Le SYNHA-CI souligne d'ailleurs que la précision apportée par la MA-MIRAH, selon laquelle tout précompte nécessite l'accord préalable de chaque adhérent, rejoint sa propre position sur le respect du consentement individuel.


 

Au-delà de la question du précompte, le syndicat remet en cause le statut juridique de la MA-MIRAH. Selon le SYNHA-CI, l'organisation ne remplirait pas, à ce stade, les conditions requises pour être qualifiée de mutuelle au sens de la réglementation en vigueur.


Le syndicat estime, en conséquence, qu'il serait prématuré d'utiliser des appellations telles que « Mutuelle », « Président du Conseil d'administration », « Secrétaire exécutif » ou encore « Direction exécutive de la mutuelle », tant que les formalités de création et de reconnaissance prévues par les textes ne sont pas régulièrement achevées.


Le ton est rapidement monté entre les deux organisations. Dans son communiqué, la MA-MIRAH dénonce des accusations qu'elle juge infondées et critique vivement le Secrétaire général du SYNHA-CI, estimant que celui-ci mènerait une campagne de désinformation. L'organisation indique se réserver le droit de saisir les autorités compétentes afin de faire toute la lumière sur cette affaire.


Le SYNHA-CI, pour sa part, regrette que le débat ait quitté le terrain juridique pour celui des attaques personnelles. Il considère que les éléments relatifs à la situation personnelle de son Secrétaire général sont étrangers au fond du dossier et ne répondent pas aux préoccupations soulevées.
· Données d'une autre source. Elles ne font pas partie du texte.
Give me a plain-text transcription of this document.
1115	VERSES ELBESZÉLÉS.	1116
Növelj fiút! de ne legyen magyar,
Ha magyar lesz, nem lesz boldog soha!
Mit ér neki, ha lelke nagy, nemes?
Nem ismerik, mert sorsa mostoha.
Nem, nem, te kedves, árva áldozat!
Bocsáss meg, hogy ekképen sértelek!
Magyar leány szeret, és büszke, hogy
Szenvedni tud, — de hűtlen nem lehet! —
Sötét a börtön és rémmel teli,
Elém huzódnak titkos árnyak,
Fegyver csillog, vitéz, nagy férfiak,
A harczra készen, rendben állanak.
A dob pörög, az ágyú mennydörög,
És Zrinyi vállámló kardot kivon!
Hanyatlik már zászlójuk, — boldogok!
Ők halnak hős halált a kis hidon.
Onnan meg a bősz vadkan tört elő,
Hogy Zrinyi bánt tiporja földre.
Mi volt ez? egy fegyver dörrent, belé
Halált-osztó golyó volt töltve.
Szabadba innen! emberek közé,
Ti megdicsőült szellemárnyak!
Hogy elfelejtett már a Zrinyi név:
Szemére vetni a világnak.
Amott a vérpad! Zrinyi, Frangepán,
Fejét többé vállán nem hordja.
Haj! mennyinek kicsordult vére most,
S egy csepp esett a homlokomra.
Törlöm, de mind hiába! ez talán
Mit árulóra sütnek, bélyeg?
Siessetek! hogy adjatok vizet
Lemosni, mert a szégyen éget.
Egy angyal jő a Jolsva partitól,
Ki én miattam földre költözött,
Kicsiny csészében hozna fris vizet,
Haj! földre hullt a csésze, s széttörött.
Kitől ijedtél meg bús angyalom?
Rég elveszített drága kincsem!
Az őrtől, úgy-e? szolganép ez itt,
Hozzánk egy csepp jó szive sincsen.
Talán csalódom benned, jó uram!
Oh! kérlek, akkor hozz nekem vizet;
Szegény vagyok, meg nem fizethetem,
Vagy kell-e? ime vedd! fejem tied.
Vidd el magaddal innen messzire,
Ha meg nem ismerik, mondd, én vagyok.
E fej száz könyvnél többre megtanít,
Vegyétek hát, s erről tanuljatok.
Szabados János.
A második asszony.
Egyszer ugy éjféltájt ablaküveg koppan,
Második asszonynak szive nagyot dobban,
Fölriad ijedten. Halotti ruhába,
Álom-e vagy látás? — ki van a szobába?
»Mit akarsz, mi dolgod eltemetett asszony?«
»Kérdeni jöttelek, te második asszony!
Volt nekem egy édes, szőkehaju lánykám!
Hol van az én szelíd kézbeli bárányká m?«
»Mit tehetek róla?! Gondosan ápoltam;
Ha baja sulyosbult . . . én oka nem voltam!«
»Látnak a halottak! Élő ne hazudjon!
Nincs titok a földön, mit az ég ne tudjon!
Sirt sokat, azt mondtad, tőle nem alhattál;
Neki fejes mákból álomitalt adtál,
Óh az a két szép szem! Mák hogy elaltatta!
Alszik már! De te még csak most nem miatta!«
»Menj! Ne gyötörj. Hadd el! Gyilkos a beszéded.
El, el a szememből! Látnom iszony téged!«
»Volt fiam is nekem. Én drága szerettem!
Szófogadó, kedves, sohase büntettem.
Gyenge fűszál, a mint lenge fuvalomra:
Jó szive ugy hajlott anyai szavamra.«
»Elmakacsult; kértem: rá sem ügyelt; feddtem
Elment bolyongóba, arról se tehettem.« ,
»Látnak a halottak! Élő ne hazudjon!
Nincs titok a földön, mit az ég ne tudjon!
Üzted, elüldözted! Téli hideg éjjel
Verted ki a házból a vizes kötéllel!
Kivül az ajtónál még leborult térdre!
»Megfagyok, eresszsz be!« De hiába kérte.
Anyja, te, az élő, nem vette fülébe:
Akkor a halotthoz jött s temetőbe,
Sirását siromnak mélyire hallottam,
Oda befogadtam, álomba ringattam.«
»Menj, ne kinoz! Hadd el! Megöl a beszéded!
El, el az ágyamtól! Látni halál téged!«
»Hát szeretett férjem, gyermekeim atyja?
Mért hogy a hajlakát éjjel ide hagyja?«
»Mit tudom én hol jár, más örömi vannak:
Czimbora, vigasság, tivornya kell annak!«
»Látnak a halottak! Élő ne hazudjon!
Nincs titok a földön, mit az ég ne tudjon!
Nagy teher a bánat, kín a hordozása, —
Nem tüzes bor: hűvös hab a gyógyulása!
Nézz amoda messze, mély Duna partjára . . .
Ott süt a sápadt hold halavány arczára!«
Dans son droit de réponse, le syndicat évoque également des interrogations concernant le fonctionnement interne de la MA-MIRAH. Il relève notamment que l'Assemblée générale extraordinaire convoquée pour modifier les textes aurait, selon lui, été présentée publiquement comme une Assemblée générale élective, sans appel à candidatures ni campagne électorale préalables.


 

Le SYNHA-CI estime que ces questions méritent des explications afin de garantir la transparence dans la gouvernance de l'organisation.


En conclusion, le SYNHA-CI réaffirme son attachement au respect de la législation, des textes réglementaires ainsi qu'aux principes de transparence et de bonne gouvernance. Il invite les responsables de la MA-MIRAH à privilégier un dialogue fondé sur les faits et les dispositions juridiques plutôt que sur les invectives.


De son côté, la MA-MIRAH appelle ses délégués et ses adhérents à rester mobilisés autour de son objectif principal, l'amélioration des conditions de vie et de protection sociale des agents du ministère.


Alors que les positions demeurent divergentes, ce différend met en lumière les enjeux liés à la gouvernance des structures représentatives des agents du MIRAH et à la protection de leurs droits. La suite de ce dossier dépendra des clarifications qui pourraient être apportées par les parties concernées ou, le cas échéant, par les autorités compétentes.